Il prossimo appuntamento è fissato per giovedì 20 febbraio alle 20.30, come sempre a Mezzolombardo nella prestigiosa Sala Spaur di p.zza Erbe.
Protagonista dell’incontro sarà Franco Marzatico, il Soprintendente per i Beni Culturali della Provincia autonoma di Trento, il quale parlerà di archeologia del vino: fra storia agraria, dell’alimentazione e della gastronomia in Trentino nell’antichità.
 
Ricordiamo che da oltre trent’anni l’Associazione Castelli del Trentino è attiva nell’ambito culturale provinciale soprattutto attraverso pubblicazioni, cicli di convegni su tematiche storiche e storico-artistiche seguiti con attenzione dal pubblico e dalla stampa. Le iniziative proposte godono del patrocinio, fra gli altri, della PAT, dell’Accademia roveretana degli Agiati e della Società di Studi trentini di Scienze storiche e sono riconosciute valide ai fini dell’aggiornamento del personale docente da parte dell’Iprase.
Alcune brevi note biografiche sul relatore della conferenza prima di passare all’intervista, anche se non ha certo bisogno di presentazioni.
 
Franco Marzatico è a capo della Soprintendenza dei Beni Culturali della Provincia autonoma di Trento dal 2015. Precedentemente è stato, per 10 anni, direttore del Castello del Buonconsiglio; docente e professore a contratto sia presso l’Università degli Studi di Trento che presso l’Università degli Studi di Padova (di Paletnologia, Preistoria e Protostoria, Etruscologia, Museografia, Archeologia).

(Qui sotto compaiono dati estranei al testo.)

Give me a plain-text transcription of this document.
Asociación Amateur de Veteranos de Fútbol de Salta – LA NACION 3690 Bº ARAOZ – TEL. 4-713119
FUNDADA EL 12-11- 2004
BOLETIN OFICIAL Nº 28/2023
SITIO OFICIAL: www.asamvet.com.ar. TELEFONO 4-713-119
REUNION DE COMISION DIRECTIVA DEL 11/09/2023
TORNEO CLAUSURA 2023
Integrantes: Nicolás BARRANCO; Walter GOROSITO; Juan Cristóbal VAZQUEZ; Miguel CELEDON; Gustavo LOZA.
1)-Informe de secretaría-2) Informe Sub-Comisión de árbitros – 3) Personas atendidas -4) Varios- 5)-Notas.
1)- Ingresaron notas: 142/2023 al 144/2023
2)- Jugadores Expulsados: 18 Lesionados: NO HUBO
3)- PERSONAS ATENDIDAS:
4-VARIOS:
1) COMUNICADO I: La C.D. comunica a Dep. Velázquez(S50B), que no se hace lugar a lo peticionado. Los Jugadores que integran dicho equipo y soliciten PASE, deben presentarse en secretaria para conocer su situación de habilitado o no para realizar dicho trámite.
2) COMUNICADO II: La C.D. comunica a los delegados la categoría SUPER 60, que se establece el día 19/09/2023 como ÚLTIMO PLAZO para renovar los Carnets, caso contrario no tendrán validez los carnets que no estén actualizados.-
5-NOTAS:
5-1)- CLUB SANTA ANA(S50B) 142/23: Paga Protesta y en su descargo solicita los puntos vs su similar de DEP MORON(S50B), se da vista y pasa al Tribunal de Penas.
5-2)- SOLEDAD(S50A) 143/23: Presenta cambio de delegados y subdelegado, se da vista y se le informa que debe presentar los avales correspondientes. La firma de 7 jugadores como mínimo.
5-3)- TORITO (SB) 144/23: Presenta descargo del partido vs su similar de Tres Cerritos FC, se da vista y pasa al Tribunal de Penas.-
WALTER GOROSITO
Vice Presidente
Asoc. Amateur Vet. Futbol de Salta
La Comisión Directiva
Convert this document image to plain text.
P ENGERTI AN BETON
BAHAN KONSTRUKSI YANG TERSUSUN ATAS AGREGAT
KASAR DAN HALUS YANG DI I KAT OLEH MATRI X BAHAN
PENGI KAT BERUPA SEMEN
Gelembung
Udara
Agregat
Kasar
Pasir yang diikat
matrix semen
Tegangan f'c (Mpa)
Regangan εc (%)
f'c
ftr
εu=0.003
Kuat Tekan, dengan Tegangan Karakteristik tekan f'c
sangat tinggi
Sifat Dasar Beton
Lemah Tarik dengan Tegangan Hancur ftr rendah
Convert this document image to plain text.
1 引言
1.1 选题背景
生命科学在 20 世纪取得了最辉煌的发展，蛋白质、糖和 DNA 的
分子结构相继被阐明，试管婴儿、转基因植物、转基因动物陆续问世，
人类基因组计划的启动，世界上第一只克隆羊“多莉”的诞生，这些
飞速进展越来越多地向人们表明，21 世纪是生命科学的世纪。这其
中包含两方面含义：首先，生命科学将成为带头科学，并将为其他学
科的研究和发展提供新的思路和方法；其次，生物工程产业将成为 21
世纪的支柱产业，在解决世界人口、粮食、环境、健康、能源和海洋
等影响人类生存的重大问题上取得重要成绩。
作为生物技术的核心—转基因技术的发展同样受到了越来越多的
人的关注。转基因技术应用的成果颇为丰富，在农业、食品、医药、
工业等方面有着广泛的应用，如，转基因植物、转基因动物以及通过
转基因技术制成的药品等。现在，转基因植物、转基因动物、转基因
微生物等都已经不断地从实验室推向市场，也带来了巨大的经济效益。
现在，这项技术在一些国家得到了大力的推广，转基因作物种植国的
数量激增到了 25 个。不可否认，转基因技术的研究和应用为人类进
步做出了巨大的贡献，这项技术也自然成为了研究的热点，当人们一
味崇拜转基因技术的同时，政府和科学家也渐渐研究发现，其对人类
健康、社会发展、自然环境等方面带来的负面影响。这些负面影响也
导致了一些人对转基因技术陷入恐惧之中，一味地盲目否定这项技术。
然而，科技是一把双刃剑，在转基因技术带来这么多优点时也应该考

All’inizio della carriera ha compiuto ricerche archeologiche in Italia e all’estero, anche sfruttando il suo brevetto internazionale di sommozzatore.
Citiamo solo alcune campagne di scavo a cui ha preso parte (sono 48 quelle compiute dal 1973 - 1988). 
 
Dal 1989 - 1993 ha diretto 31 campagne di scavo e ricerche di pronto intervento e programmate per conto dell'Ufficio Beni Archeologici della Provincia Autonoma di Trento (fra queste le indagini interdisciplinari nella torbiera di Fiavé, alle quali hanno partecipato specialisti delle Università di Ginevra, Basilea, Friburgo, Southampton, Sheffield) e le ricerche archeometallurgiche nel Trentino sud-orientale in collaborazione con il Deutsches BergbauMuseum di Bochum e l'Istituto di Petrografia dell'Università di Bologna.
Dal 1985 ha collaborato all’ideazione e realizzazione, con finanziamenti pubblici e privati, di 32 mostre e di cataloghi di argomento archeologico, fra le quali le esposizioni «Ori delle Alpi», «Guerrieri principi ed Eroi», «Ori dei cavalieri delle steppe», «Egitto mai visto» e «Le grandi vie delle civiltà».
 
Alcune mostre, realizzate anche in due sedi, in collaborazione con musei italiani (Museo Egizio di Torino), di Austria (Tiroler Landesmuseum di Innsbruck, Ori delle Alpi, Trento e Innsbruck); Ucraina (Ori dei cavalieri delle steppe, Trento); Germania (Archäologische Staatssammlung München, Le grandi vie delle civiltà (Trento e Monaco di Baviera); Svizzera (Museo Nazionale svizzero di Zurigo) - Sangue di drago, squame di serpente (Zurigo e Trento).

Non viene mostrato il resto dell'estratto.